Apollo in Sophocles’ Electra

Francis M. Dunn (University of California, Santa Barbara)

Sophocles’ Electra continues to arouse debate as to whether the matricide is justified, and Apollo continues to play a central role in this debate (MacLeod, Dolos and Dike) -- unsurprisingly, since Sophocles’ version lacks either the divine sanction explicitly announced in Aeschylus or the criticisms voiced by Orestes and Castor in Euripides (Roberts, Apollo and his Oracle). This paper does not propose to settle that scholarly debate but to show that arguments over Apollo’s endorsement obscure an important feature of the god’s portrayal. The dramatic construct of a divine persona, either supportive or indifferent, is replaced in Sophocles with a series of secular functions that render the issue of divine will irrelevant.

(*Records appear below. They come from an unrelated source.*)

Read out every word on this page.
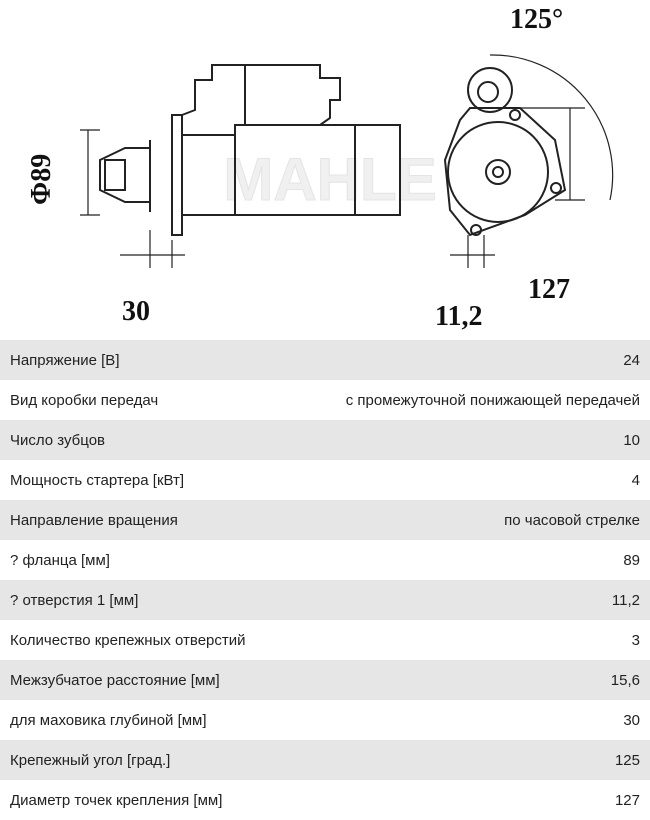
MAHLE
125°
Φ89
30	11,2
127
Напряжение [В]	24
Вид коробки передач	с промежуточной понижающей передачей
Число зубцов	10
Мощность стартера [кВт]	4
Направление вращения	по часовой стрелке
? фланца [мм]	89
? отверстия 1 [мм]	11,2
Количество крепежных отверстий	3
Межзубчатое расстояние [мм]	15,6
для маховика глубиной [мм]	30
Крепежный угол [град.]	125
Диаметр точек крепления [мм]	127
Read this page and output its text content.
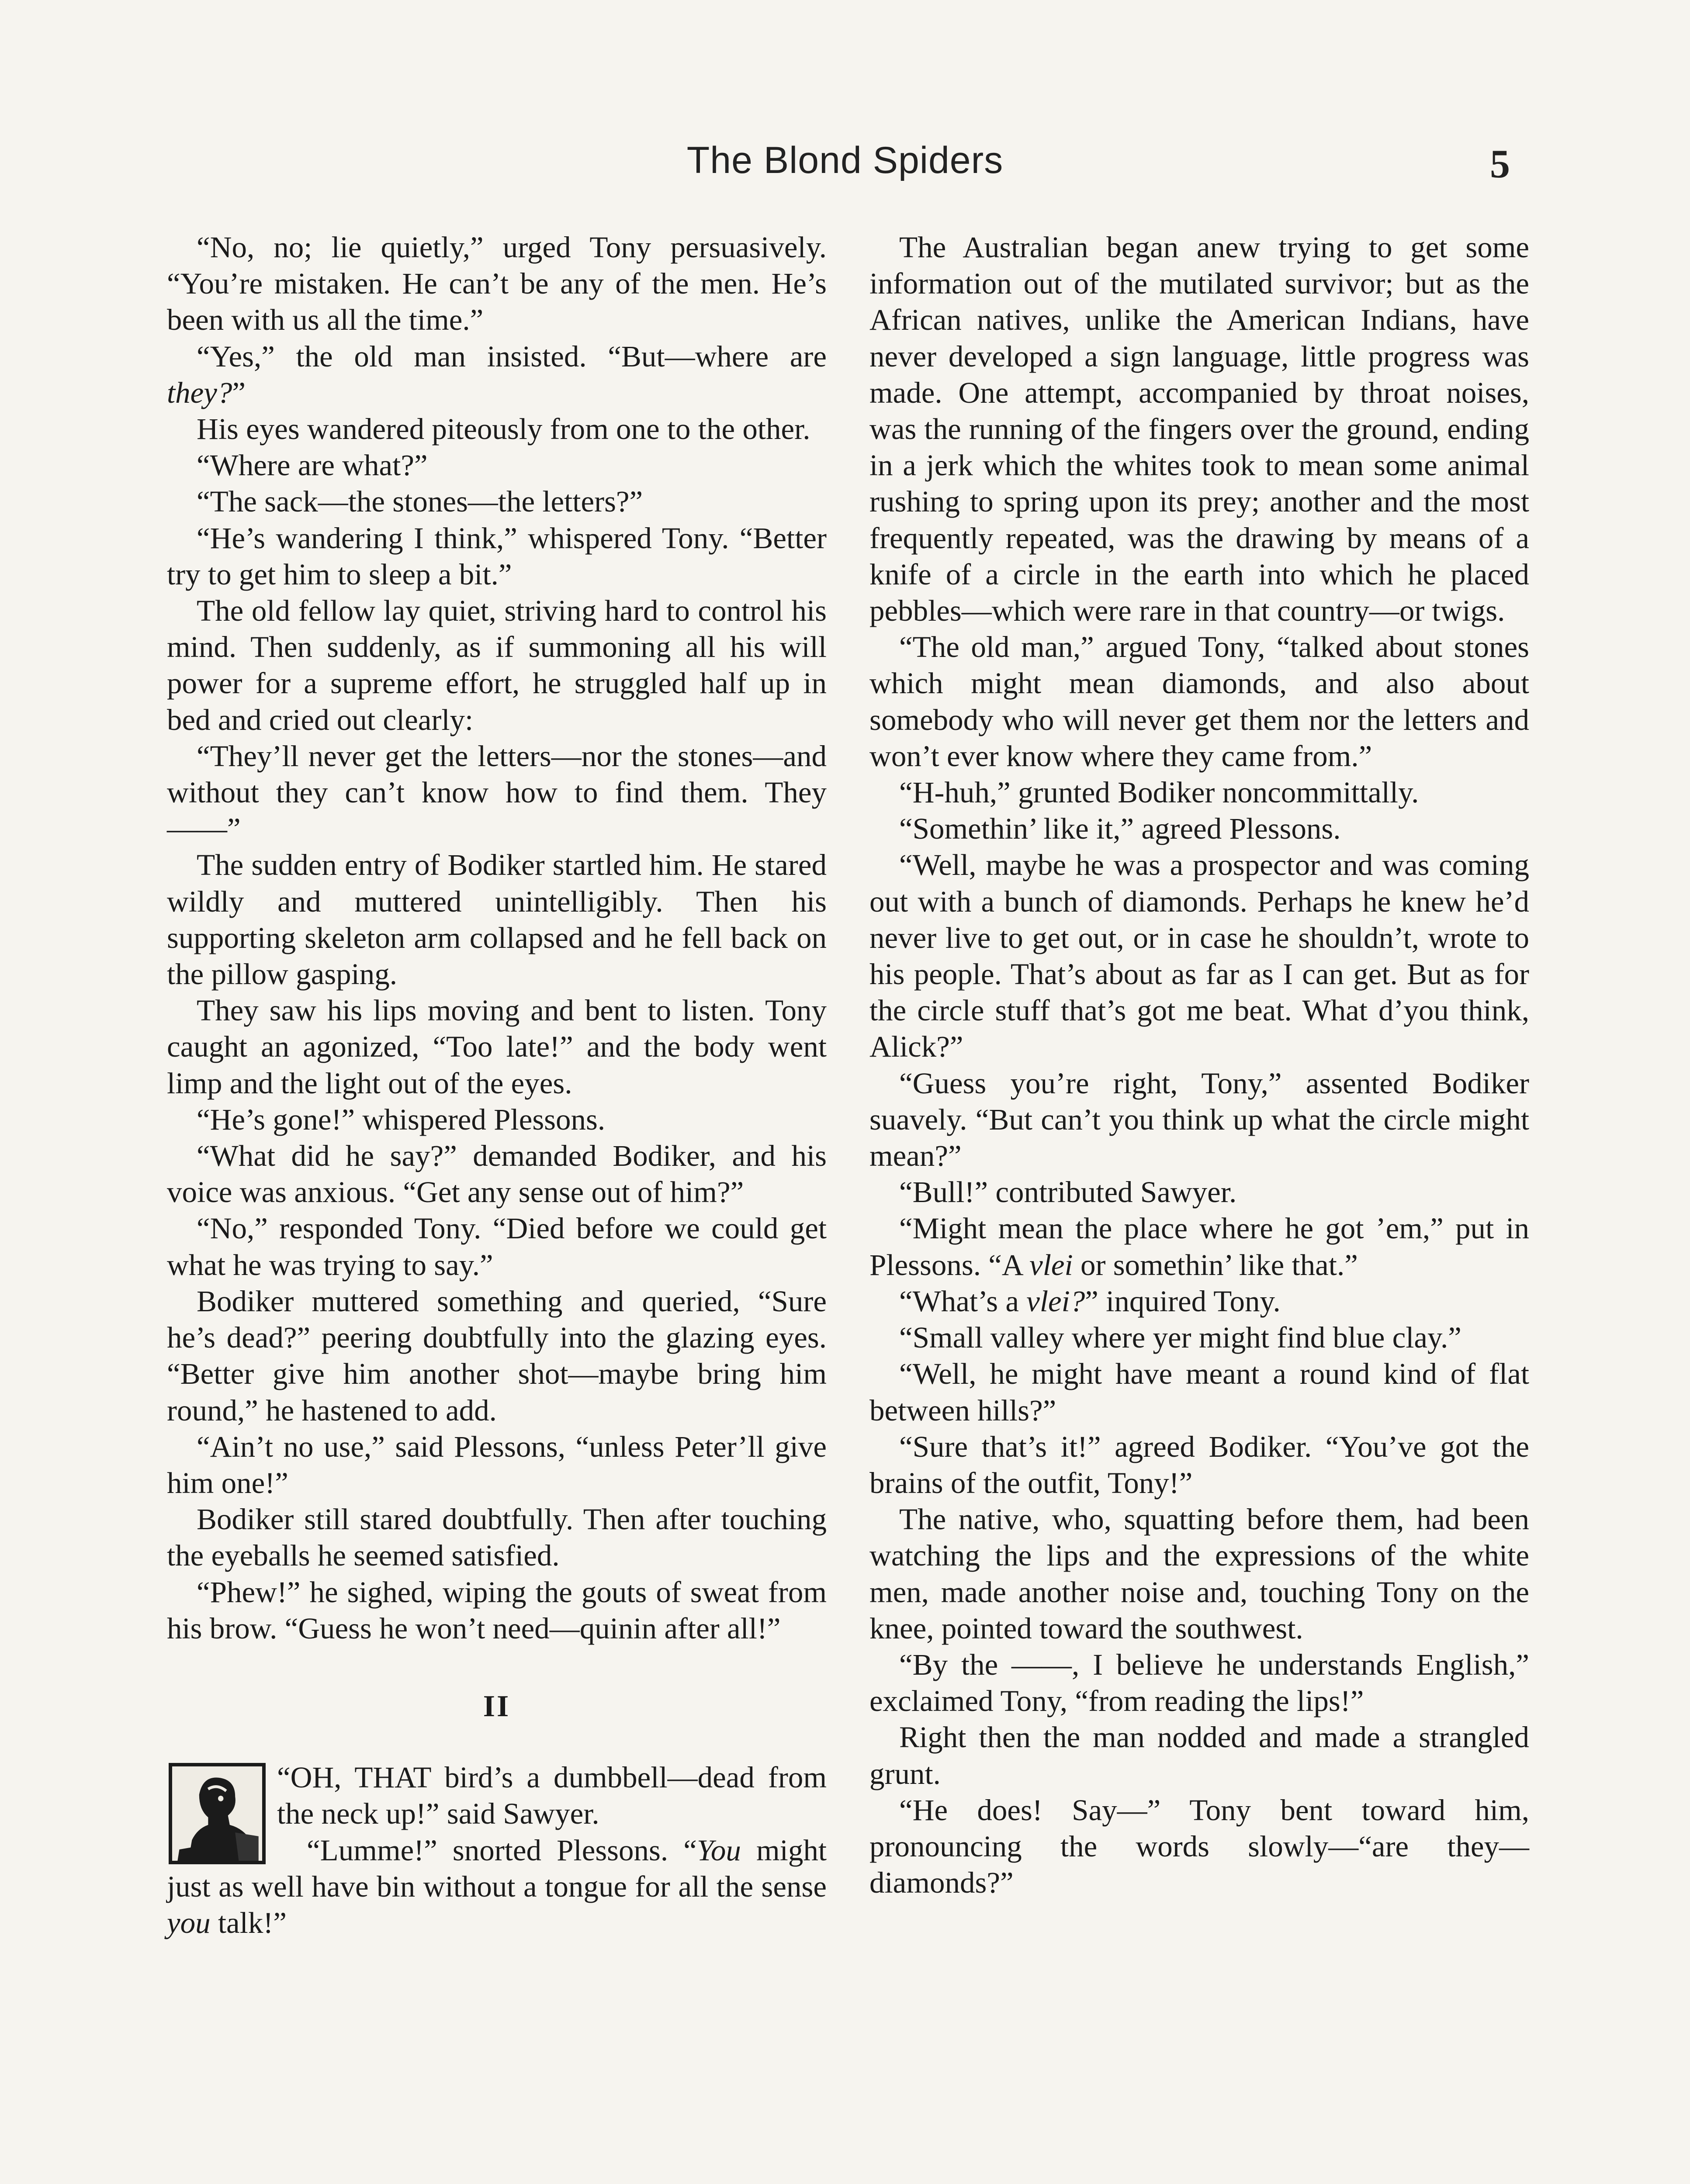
The Blond Spiders	5

“No, no; lie quietly,” urged Tony persuasively. “You’re mistaken. He can’t be any of the men. He’s been with us all the time.”

“Yes,” the old man insisted. “But—where are they?”

His eyes wandered piteously from one to the other.

“Where are what?”

“The sack—the stones—the letters?”

“He’s wandering I think,” whispered Tony. “Better try to get him to sleep a bit.”

The old fellow lay quiet, striving hard to control his mind. Then suddenly, as if summoning all his will power for a supreme effort, he struggled half up in bed and cried out clearly:

“They’ll never get the letters—nor the stones—and without they can’t know how to find them. They ——”

The sudden entry of Bodiker startled him. He stared wildly and muttered unintelligibly. Then his supporting skeleton arm collapsed and he fell back on the pillow gasping.

They saw his lips moving and bent to listen. Tony caught an agonized, “Too late!” and the body went limp and the light out of the eyes.

“He’s gone!” whispered Plessons.

“What did he say?” demanded Bodiker, and his voice was anxious. “Get any sense out of him?”

“No,” responded Tony. “Died before we could get what he was trying to say.”

Bodiker muttered something and queried, “Sure he’s dead?” peering doubtfully into the glazing eyes. “Better give him another shot—maybe bring him round,” he hastened to add.

“Ain’t no use,” said Plessons, “unless Peter’ll give him one!”

Bodiker still stared doubtfully. Then after touching the eyeballs he seemed satisfied.

“Phew!” he sighed, wiping the gouts of sweat from his brow. “Guess he won’t need—quinin after all!”

II

“OH, THAT bird’s a dumbbell—dead from the neck up!” said Sawyer.

“Lumme!” snorted Plessons. “You might just as well have bin without a tongue for all the sense you talk!”

The Australian began anew trying to get some information out of the mutilated survivor; but as the African natives, unlike the American Indians, have never developed a sign language, little progress was made. One attempt, accompanied by throat noises, was the running of the fingers over the ground, ending in a jerk which the whites took to mean some animal rushing to spring upon its prey; another and the most frequently repeated, was the drawing by means of a knife of a circle in the earth into which he placed pebbles—which were rare in that country—or twigs.

“The old man,” argued Tony, “talked about stones which might mean diamonds, and also about somebody who will never get them nor the letters and won’t ever know where they came from.”

“H-huh,” grunted Bodiker noncommittally.

“Somethin’ like it,” agreed Plessons.

“Well, maybe he was a prospector and was coming out with a bunch of diamonds. Perhaps he knew he’d never live to get out, or in case he shouldn’t, wrote to his people. That’s about as far as I can get. But as for the circle stuff that’s got me beat. What d’you think, Alick?”

“Guess you’re right, Tony,” assented Bodiker suavely. “But can’t you think up what the circle might mean?”

“Bull!” contributed Sawyer.

“Might mean the place where he got ’em,” put in Plessons. “A vlei or somethin’ like that.”

“What’s a vlei?” inquired Tony.

“Small valley where yer might find blue clay.”

“Well, he might have meant a round kind of flat between hills?”

“Sure that’s it!” agreed Bodiker. “You’ve got the brains of the outfit, Tony!”

The native, who, squatting before them, had been watching the lips and the expressions of the white men, made another noise and, touching Tony on the knee, pointed toward the southwest.

“By the ——, I believe he understands English,” exclaimed Tony, “from reading the lips!”

Right then the man nodded and made a strangled grunt.

“He does! Say—” Tony bent toward him, pronouncing the words slowly—“are they—diamonds?”
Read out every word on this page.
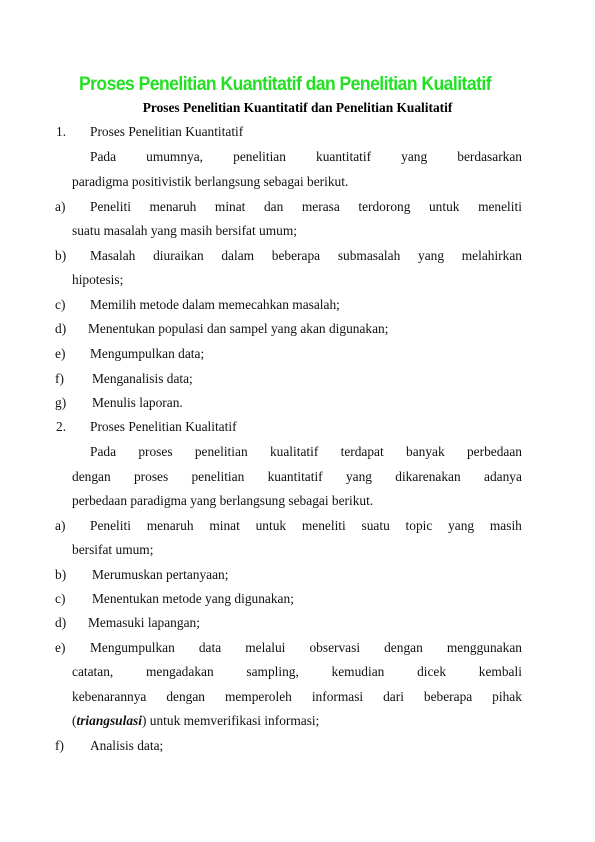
Proses Penelitian Kuantitatif dan Penelitian Kualitatif
Proses Penelitian Kuantitatif dan Penelitian Kualitatif
1. Proses Penelitian Kuantitatif
Pada umumnya, penelitian kuantitatif yang berdasarkan
paradigma positivistik berlangsung sebagai berikut.
a) Peneliti menaruh minat dan merasa terdorong untuk meneliti
suatu masalah yang masih bersifat umum;
b) Masalah diuraikan dalam beberapa submasalah yang melahirkan
hipotesis;
c) Memilih metode dalam memecahkan masalah;
d) Menentukan populasi dan sampel yang akan digunakan;
e) Mengumpulkan data;
f) Menganalisis data;
g) Menulis laporan.
2. Proses Penelitian Kualitatif
Pada proses penelitian kualitatif terdapat banyak perbedaan
dengan proses penelitian kuantitatif yang dikarenakan adanya
perbedaan paradigma yang berlangsung sebagai berikut.
a) Peneliti menaruh minat untuk meneliti suatu topic yang masih
bersifat umum;
b) Merumuskan pertanyaan;
c) Menentukan metode yang digunakan;
d) Memasuki lapangan;
e) Mengumpulkan data melalui observasi dengan menggunakan
catatan, mengadakan sampling, kemudian dicek kembali
kebenarannya dengan memperoleh informasi dari beberapa pihak
(triangsulasi) untuk memverifikasi informasi;
f) Analisis data;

The earliest reference to Apollo, in the opening lines of the play (6-7), alludes to a temple of Apollo in Argos that plays no part in the drama. Apollo is here introduced as a feature of civic topography.

In the prologue, Orestes recalls his visit to Delphi (32-37) and the riddling language with which the oracle answered his question. Apollo is here introduced not as an interested deity but as the familiar (and typically obscure) response delivered to a questioner at Delphi.

Two instances frame the central episodes. Troubled by her dream, Clytemnestra prays for a favorable outcome to Apollo Lykeios (645, 655); then Electra, after her reunion with Orestes, prays to Apollo Lykeios (1376, 1379) that his revenge will succeed. Apollo is here the name typically invoked (Jebb, ed.) -- without assurance of success (de Roguin, “Apollon Lykeios dans la tragédie,” Kernos 1999) -- to harm one’s enemies.

At the center of the play is the Tutor’s speech falsely reporting Orestes’ death in a chariot race at the Pythian Games (680-763). Apollo is here the (unnamed) underwriter of a panhellenic competition.

Finally, just before the matricide, Electra asks Pylades to pay his respects to the god (1374-75), referring to the marker of Apollo Aguieus that stood outside the stage door (Fehrentz, “Der antike Agyieus,” DAI 1993 and Arnott, Greek Scenic Conventions). Here Apollo is a part of domestic architecture invoked for good luck.

Apollo, as a set of secular functions, cannot motivate the matricide as in Aeschylus (and in some readings of Sophocles); instead, I shall argue, Sophocles’ characters make instrumental use of these several Apollos, leaving spectators to accept the action on strictly human terms.